L’augmentation accrue du nombre de bacheliers est un phénomène qui s’explique par “la pression démographique tout d’abord, mais également par l’amélioration qualitative du cycle secondaire”, explique Youssef Loulidi, directeur des stratégies et des systèmes d’information au sein du ministère de l’Enseignement supérieur. “Le taux de réussite au baccalauréat des élèves scolarisés est passé de 51% à 78% entre 2010 et 2019, soit une augmentation de 27 points”, souligne-t-il.

Un déséquilibre entre les établissements

L’accueil des étudiants apparaît de ce fait comme un nouveau challenge pour les cycles supérieurs. Certains établissements comme l’université Cadi Ayyad de Marrakech subissent une “augmentation de 20% des effectifs étudiants par an”, explique son président Moulay Lhassan Hbid. Un “grand défi” selon lui, notamment en matière “d’accueil et d’encadrement pédagogique et administratif adéquats.” A ce titre, l’université ouvrira 16 nouvelles filières à la rentrée prochaine.

La pression est déjà intense dans les établissements dits à “accès ouvert”. C’est le cas par exemple des formations en droit, très demandées par les étudiants. “A la faculté de Sciences juridiques, économiques et sociales, l’effectif atteint parfois les 5000 étudiants dès la première année. Cela crée un certain déséquilibre entre les établissements à accès ouvert et ceux à accès régulés, où les flux sont maîtrisés par la sélection en amont”, précise Ibrahim Akdim, vice-président de l’université de Fès

Selon le ministère de l’Enseignement supérieur et de la Recherche scientifique, les établissements à accès ouvert accueillent environ 87 % des étudiants. Or, l’accroissement de l’offre en termes de places et d’encadrement pédagogique reste “relativement faible par rapport à la forte progression des effectifs”, concède Youssef Loulidi.

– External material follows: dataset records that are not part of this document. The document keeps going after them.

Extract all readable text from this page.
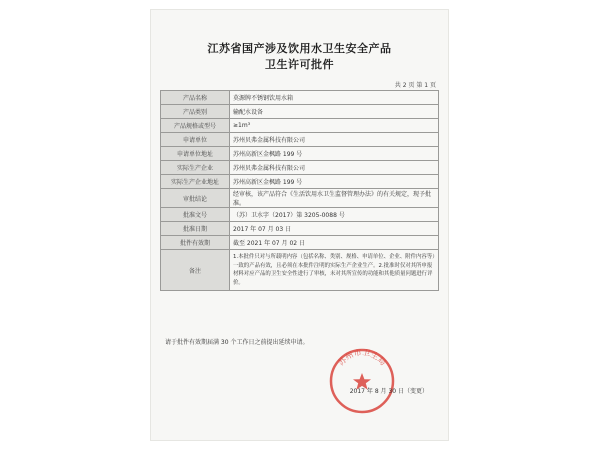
江苏省国产涉及饮用水卫生安全产品
卫生许可批件
共 2 页 第 1 页
产品名称	莫源牌不锈钢饮用水箱
产品类别	输配水设备
产品规格或型号	≥1m³
申请单位	苏州贝弗金属科技有限公司
申请单位地址	苏州高新区金枫路 199 号
实际生产企业	苏州贝弗金属科技有限公司
实际生产企业地址	苏州高新区金枫路 199 号
审批结论	经审核，该产品符合《生活饮用水卫生监督管理办法》的有关规定，现予批准。
批准文号	（苏）卫水字（2017）第 3205-0088 号
批准日期	2017 年 07 月 03 日
批件有效期	截至 2021 年 07 月 02 日
备注	1.本批件只对与所载明内容（包括名称、类别、规格、申请单位、企业、附件内容等）一致的产品有效，且必须在本批件注明的实际生产企业生产。2.批准时仅对其所申报材料对应产品的卫生安全性进行了审核，未对其所宣传的功能和其他质量问题进行评价。
请于批件有效期届满 30 个工作日之前提出延续申请。
苏州市卫生局
2017 年 8 月 30 日（变更）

Plus d’étudiants, moins de professeurs.

Les espaces doivent être adaptés pour l’accueil des nouveaux étudiants, c’est certain, mais le souci majeur est le manque d’enseignants”, témoigne Hasnaa Chennaoui Aoudjehane, professeure à l’université Hassan II de Casablanca. “La majorité des départs à la retraite ne sont pas remplacés”, ajoute-t-elle. Même constat du côté d’Abdellatif Miraoui, ancien président de l’université Cadi Ayyad de Marrakech. “Le flux d’étudiants progresse à une vitesse incroyable, mais le nombre d’enseignants lui, stagne. Je prends l’exemple de l’université Cadi Ayyad. Il y avait 29.000 étudiants en 2011, contre 110.000 actuellement. Cependant, le nombre de professeurs est resté identique, et le personnel administratif a même diminué. Cela pose des problèmes, notamment sur la qualité des formations”.

Même si l’Etat envisageait une embauche massive de professeurs, il se retrouverait face au manque de “personnel qualifié”, analyse Miraoui qui prône “un vrai changement de paradigme,” en mettant notamment l’accent sur le numérique et les possibilités d’apprentissage qui en découlent : cours en ligne, diminution du présentiel dans les universités…“Il faut transformer ces difficultés en opportunités, et ce, en rendant les étudiants plus autonomes. C’est une qualité fortement cotée dans le monde du travail”, conclut Midaoui.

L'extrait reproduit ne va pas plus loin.